TRIBUTO A UM MARCA-TOURO

                                                                       Lauro Antônio Correa Simões


 

 


Um potro de naipe, sem marcas no couro,

de pelagem moura, ainda orelhano...

O velho, um gaúcho de adaga à cintura

e esporas de prata, lavradas em ouro,

haver de algum jogo de olada

de tava ou de truco, carteado de mano

mas, segundo contavam as línguas-de-trapo

foi bem-de-família, aquele tesouro.

 

Desses índios, centauros pampeanos

como nomes antigos: Januários, Gaudêncios,

escassos nos livros novos de registros

e rara presença nos últimos censos...

Desses xirus que à boca-do-povo

evocam essências pra lá dos olvidos

e, nas rodas de mate são reconhecidos,

pois mais se parecem a irmãos do silêncio.

 

Bombeiem seus olhos

que afundam no abismo das brasas vermelhas

e à luz das centelhas, pupilas inquietas, acendem clarões.

Ali, as imagens do pampa são xucros retratos

que aquecem as noites compridas, por entre relatos,

de chinas trigueiras, fandangos, rodeios e potros-gaviões.

 

Ah!... Esses homens,

vaqueanos, campeiros, afeitos à lida.

As faces cebrunas por sob as melenas.

Sombreiros tapeados, jeitões de torenas

pras lérias do mundo e domas da vida.

Gaúchos - mais nada -.

 

Quando um doze braças, com asas ligeiras

se vai para o abraço nas mãos de um novilho

e, depois do pealo, com o laço de arrasto,

os tentos chairando os flecos do pasto

o índio sorrindo, encosta o cavalo e diz para o filho:

- Pra ti este laço e este pingo mouro,

orgulhos que tenho, pois sei que, algum dia

serás tu, guri, mais um marca-touro!...

 

Pra que nome?...

São mais respeitados por uma farroma

e o bueno de rédeas que tem os seus fletes

que estão nos arreios de "miles" de estâncias

e, ao largo, nas tropas que passam nos bretes.

 

Depois, vem o povo...

E quando se achega o tempo de esquila

e a lã dos rebanhos imita as nuvens

e os tais contratistas andejam nas ruas,

formando comparsas que aguentam a pua,

tesoura e tesoura, pra safra dos velos

são os marca-touro, que habitam nas vilas

que querem e levam pra changa dos pilas,

pois só para guapos, é a tosa à martelo.

 

Então, há serviço e os sonhos se agrandam

cruzando caminhos e abrindo porteiras,

pelos interiores dos campos floridos.

Matar a saudade de um tempo perdido!...

Matar a saudade, só isto, lhes basta!

Picar de um bom naco - lembrar algum tombo -

a palha da espiga, sovar sobre o lombo

da sua xerenga de marca já gasta.

 

Porém, estás vivo e é isto o que importa!
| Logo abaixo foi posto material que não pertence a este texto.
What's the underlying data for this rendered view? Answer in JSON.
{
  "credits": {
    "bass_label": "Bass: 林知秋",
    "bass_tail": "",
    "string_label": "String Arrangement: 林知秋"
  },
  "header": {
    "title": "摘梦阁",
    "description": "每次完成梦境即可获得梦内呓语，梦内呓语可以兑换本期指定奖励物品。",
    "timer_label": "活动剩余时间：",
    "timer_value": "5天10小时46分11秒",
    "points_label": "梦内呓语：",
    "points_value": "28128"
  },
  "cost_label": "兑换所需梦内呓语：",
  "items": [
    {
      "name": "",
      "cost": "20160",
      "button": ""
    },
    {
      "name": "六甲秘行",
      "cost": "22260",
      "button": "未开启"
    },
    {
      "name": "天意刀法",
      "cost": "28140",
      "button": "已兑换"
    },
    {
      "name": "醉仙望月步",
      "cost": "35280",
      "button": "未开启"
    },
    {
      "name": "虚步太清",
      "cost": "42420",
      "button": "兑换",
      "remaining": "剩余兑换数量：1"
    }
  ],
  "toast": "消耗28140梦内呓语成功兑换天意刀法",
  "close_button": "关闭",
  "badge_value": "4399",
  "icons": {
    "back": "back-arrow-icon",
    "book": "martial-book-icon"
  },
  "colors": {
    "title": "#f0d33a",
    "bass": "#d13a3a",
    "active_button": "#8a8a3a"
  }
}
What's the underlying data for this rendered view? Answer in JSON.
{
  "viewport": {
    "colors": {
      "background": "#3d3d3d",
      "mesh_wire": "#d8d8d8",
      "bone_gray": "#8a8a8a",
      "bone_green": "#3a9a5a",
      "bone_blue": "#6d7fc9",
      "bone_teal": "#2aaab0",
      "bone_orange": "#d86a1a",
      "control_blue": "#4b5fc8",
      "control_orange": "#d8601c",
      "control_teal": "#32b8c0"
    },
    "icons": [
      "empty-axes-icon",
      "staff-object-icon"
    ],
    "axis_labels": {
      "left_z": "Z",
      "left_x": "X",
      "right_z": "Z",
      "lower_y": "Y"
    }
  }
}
Mais um cerne antigo em fim de jornada!

Velhito, és eterno, se a ti te conforta,

aflora nas prosas, pelas madrugadas.

Ficaste nos causos que andejam, dispersos

e és parte do campo, cantado nos versos

de algum payador que "sona" a guitarra

por esses bolichos de beira de estrada.

 

Ah, irmão,

do potro de naipe, sem marcas no couro!

Cadê tuas esporas, lavradas em ouro,

teu jeito de taita... naquele inda penso!

Hoje, de chinelos de dedo e à sombra de um gorro,

estranha figura que até os cachorros

que te festejavam, só guardam silêncio!

 

Marca-touro, sim senhores!...

São eles o assunto dos "cuentos", nos pousos,

entre a peonada que chimarroneia suas ervas caúnas.

Legendas talhadas ao pé dos braseiros,

aonde arranchadas o tempo conserva as lendas do pampa

e, a estampa andarenga de heróis sem fortuna!